Historically, as an adult, Wind Invasions have shown up as Wind Heat for me. Yet I haven’t even experienced a threat in two or three years. This summer has been uncharacteristically cool for the New Mexico high country, and very damp. Much of the summer was literally tropical. So, conditions and landscape have been changing, internally and externally.
On Friday, I was suitably bundled up for a day outside in wind and blustery cold. I was auditing, not riding the clinic, since Palina is Sue’s horse, and she’s the only one we own. Still, it was too much, and before the end of the day, I realized I had overstepped the boundary. I was toast. And the piper must be paid.
So, after Sue left this morning to ride in Steinar’s clinic, I went back to bed and slept for perhaps three hours. I’ve spent the majority of the day in bed, relaxing, contemplating, writing and editing photos I took the day before. The couple of times I’ve gone outside for brief, necessary tasks, I was bundled up and wore a wool cap. And since yesterday, I’ve been hammering down my favorite liquid Chinese formula to dispel Wind Cold.
Sue had a long, intensely vigorous day at the clinic, where she was pushed physically and had her comfort levels healthily challenged. She arrived home shortly after sunset. Simultaneously, as they often do as night falls, my little health challenge worsened. Most disturbingly, I had the distinct sensation that it was entering the upper part of my lungs. How perfect! Deeper surrender, again.

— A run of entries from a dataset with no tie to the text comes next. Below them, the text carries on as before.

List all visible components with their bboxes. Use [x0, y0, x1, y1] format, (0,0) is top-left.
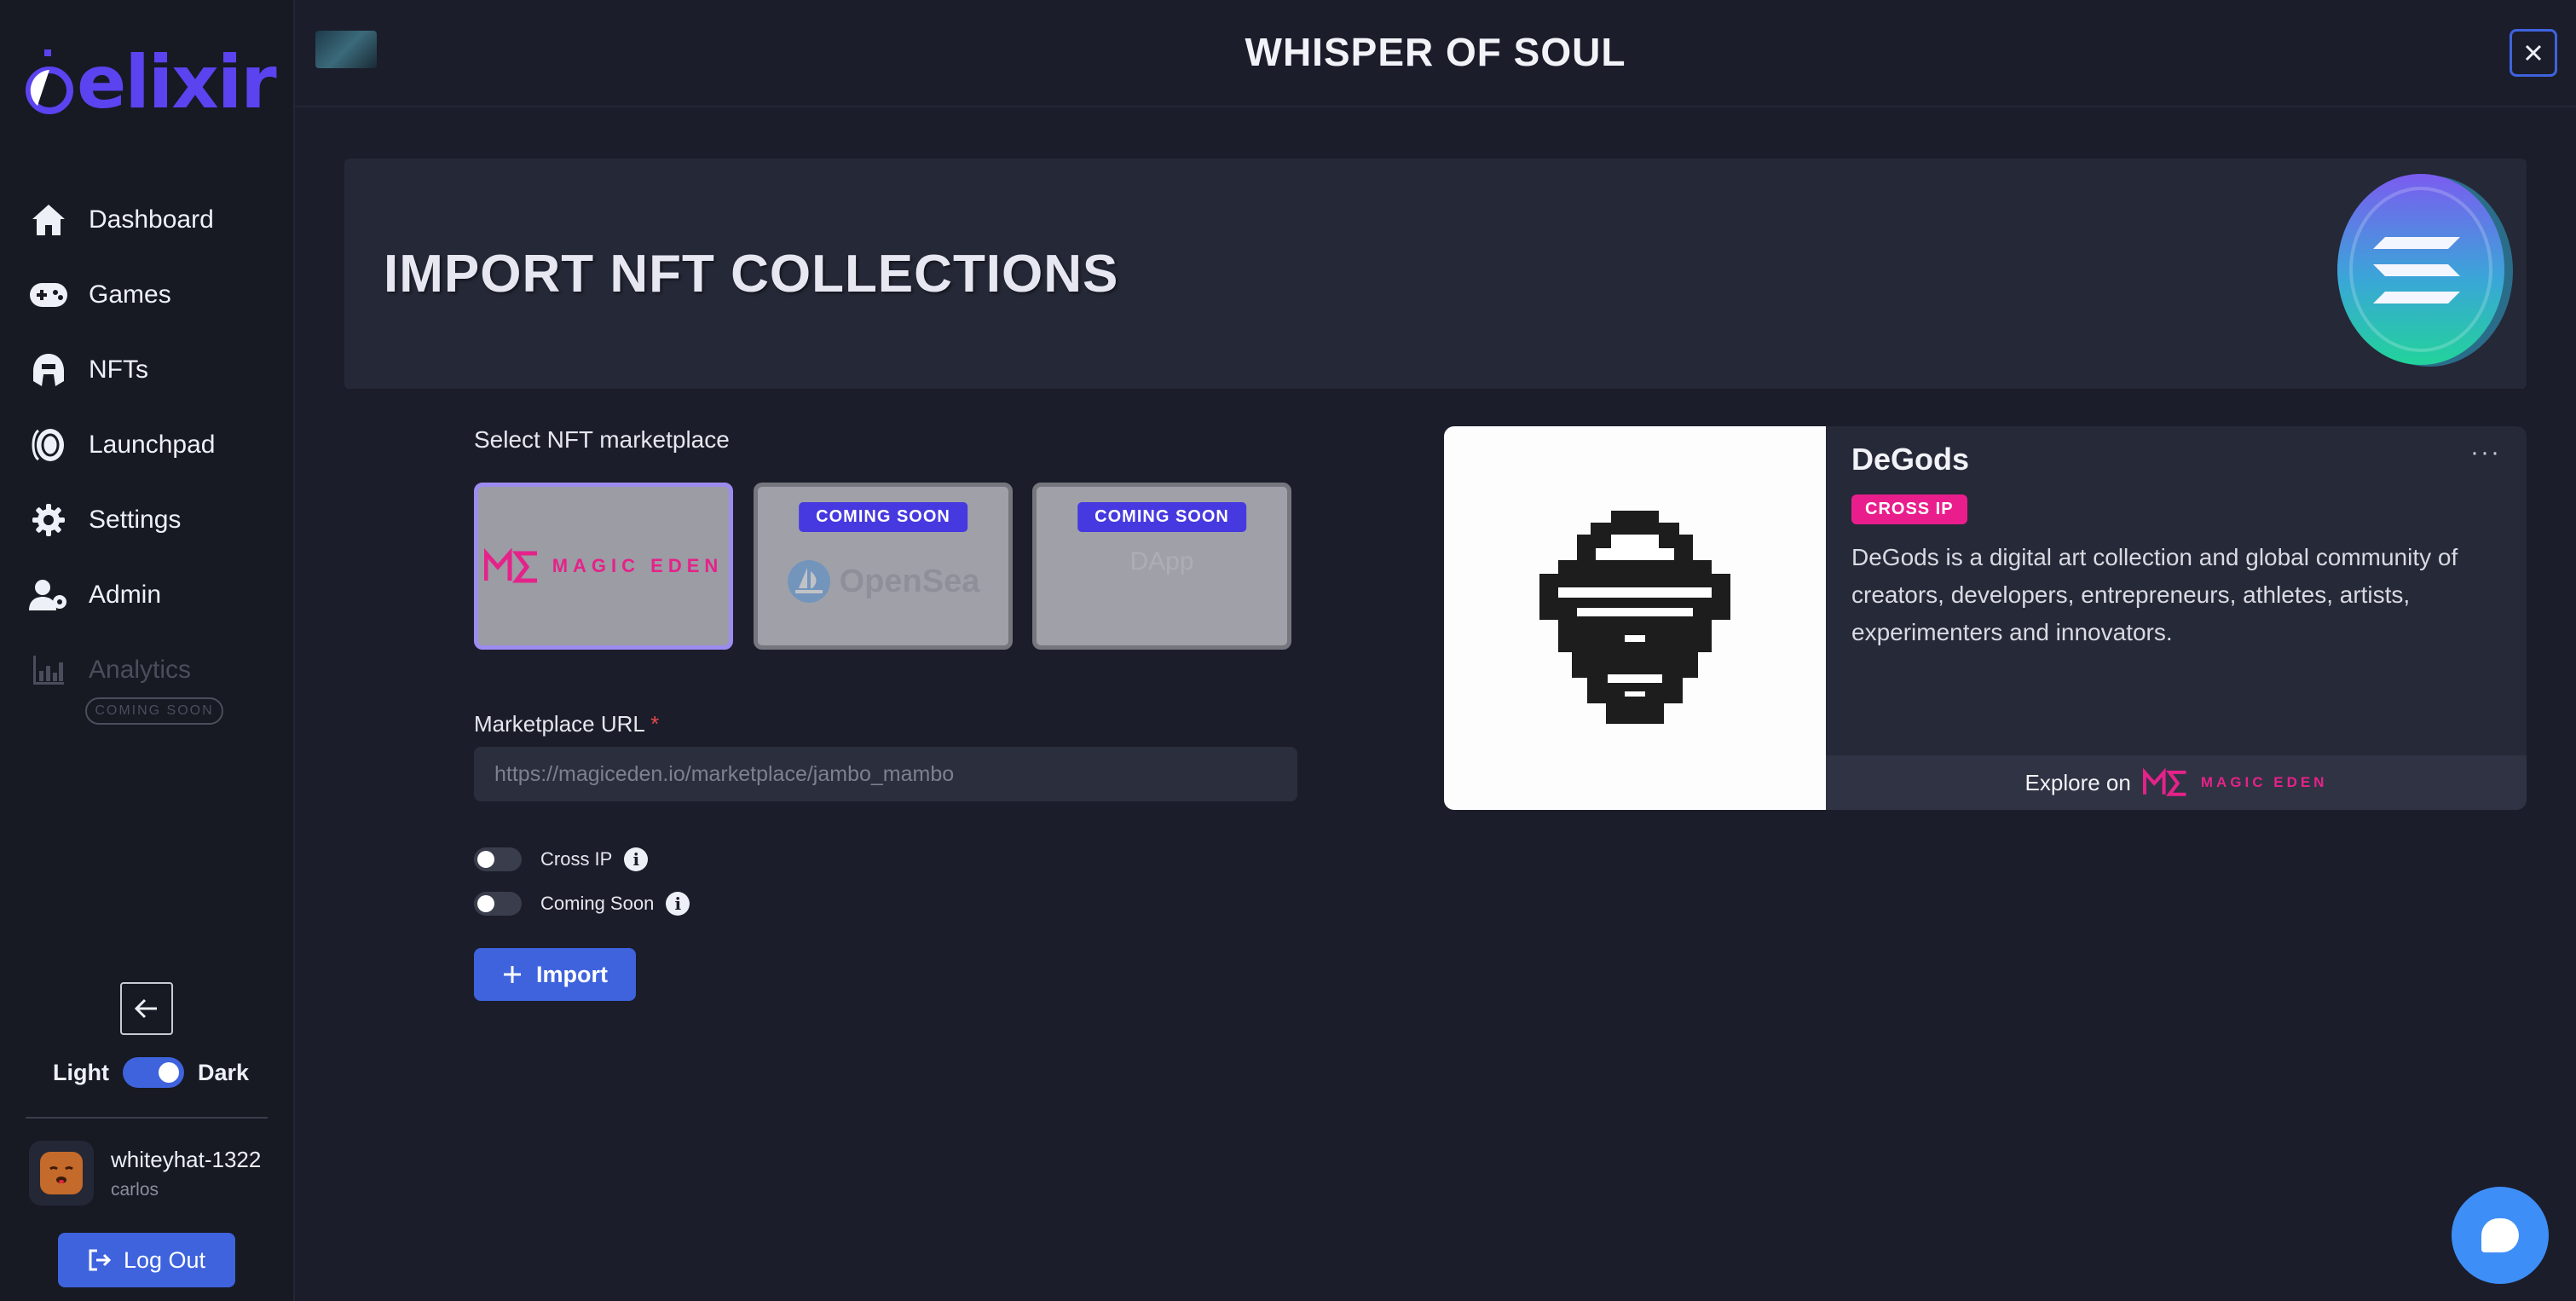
- chat-bubble-icon: [2481, 1218, 2519, 1252]
- sidebar-item-admin[interactable]: Admin: [29, 570, 161, 621]
- close-icon: [2525, 44, 2542, 61]
- hero-title: IMPORT NFT COLLECTIONS: [384, 245, 1119, 304]
- page-title: WHISPER OF SOUL: [1245, 30, 1626, 74]
- more-options-icon[interactable]: ···: [2470, 438, 2501, 467]
- user-profile[interactable]: whiteyhat-1322 carlos: [29, 1141, 261, 1206]
- sidebar-item-label: NFTs: [89, 356, 148, 384]
- coming-soon-badge: COMING SOON: [1077, 502, 1246, 532]
- divider: [26, 1117, 268, 1119]
- user-admin-icon: [29, 575, 68, 615]
- magic-eden-logo-icon: [2142, 768, 2186, 796]
- top-bar: WHISPER OF SOUL: [295, 0, 2576, 107]
- arrow-left-icon: [135, 998, 157, 1019]
- sidebar-item-label: Admin: [89, 581, 162, 609]
- sidebar-item-nfts[interactable]: NFTs: [29, 344, 148, 396]
- elixir-logo[interactable]: elixir: [26, 40, 277, 125]
- info-icon[interactable]: i: [624, 847, 649, 871]
- marketplace-option-dapp[interactable]: COMING SOON DApp: [1032, 483, 1291, 650]
- theme-toggle[interactable]: [122, 1057, 184, 1088]
- marketplace-name: MAGIC EDEN: [552, 555, 724, 576]
- sidebar-item-label: Analytics: [89, 656, 192, 684]
- brand-name: elixir: [77, 40, 277, 125]
- marketplace-url-input[interactable]: https://magiceden.io/marketplace/jambo_m…: [474, 747, 1297, 801]
- sidebar-item-label: Dashboard: [89, 205, 214, 234]
- logout-button[interactable]: Log Out: [58, 1233, 235, 1287]
- helmet-icon: [29, 350, 68, 390]
- required-mark: *: [650, 711, 660, 737]
- gamepad-icon: [29, 275, 68, 315]
- username: whiteyhat-1322: [111, 1146, 262, 1172]
- magic-eden-logo-icon: [483, 548, 537, 583]
- sidebar-item-dashboard[interactable]: Dashboard: [29, 194, 214, 246]
- user-name: carlos: [111, 1179, 159, 1200]
- marketplace-option-opensea[interactable]: COMING SOON OpenSea: [754, 483, 1013, 650]
- logout-icon: [89, 1249, 112, 1271]
- cross-ip-badge: CROSS IP: [1851, 494, 1967, 524]
- solana-coin-icon: [2337, 174, 2513, 367]
- cross-ip-toggle[interactable]: [474, 847, 522, 871]
- chart-icon: [29, 650, 68, 690]
- sidebar-item-analytics: Analytics: [29, 645, 191, 696]
- explore-brand: MAGIC EDEN: [2200, 774, 2328, 790]
- dark-label: Dark: [197, 1059, 250, 1085]
- collection-image: [1444, 426, 1826, 810]
- plus-icon: [504, 966, 521, 983]
- avatar: [29, 1141, 94, 1206]
- import-label: Import: [536, 961, 608, 987]
- collection-name: DeGods: [1851, 442, 1970, 477]
- coming-soon-badge: COMING SOON: [799, 502, 967, 532]
- collection-description: DeGods is a digital art collection and g…: [1851, 544, 2458, 645]
- explore-link[interactable]: Explore on MAGIC EDEN: [1826, 755, 2527, 810]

A cough was starting to show up, as well. Silently regretting having given a friend the last of a bottle of my favorite cough formula, which I had with me ‘by mistake’ when I discovered he needed it Thursday night, I searched the cupboards for more, or a suitable substitute. Sue had already suggested some ginger tea, which might push it out before the pathogen became lodged in the lungs. She had also already taken a hot bath and gone to bed. I found a nearly empty, and very old bottle of Qing Fei Tang, a very effective formula for the ‘right’ cough, and a couple of other promising choices. I took them all, and immediately started sneezing violently with simultaneous chills and fever, chills dominant. This is actually a good sign, because it suggests that the pathogen is still, or has suddenly moved back, to the exterior and out of the lungs.
Sue came out of her bedroom for something just then, and we celebrated this news, and she reminded me to make the ginger tea, which I had already forgotten. I’m back in bed, and the pathogen is definitely back in my head. My ginger tea is about gone, and it’s time for sleep.
Who knows what’s in store for tomorrow? As usual, I’ll be the last to know.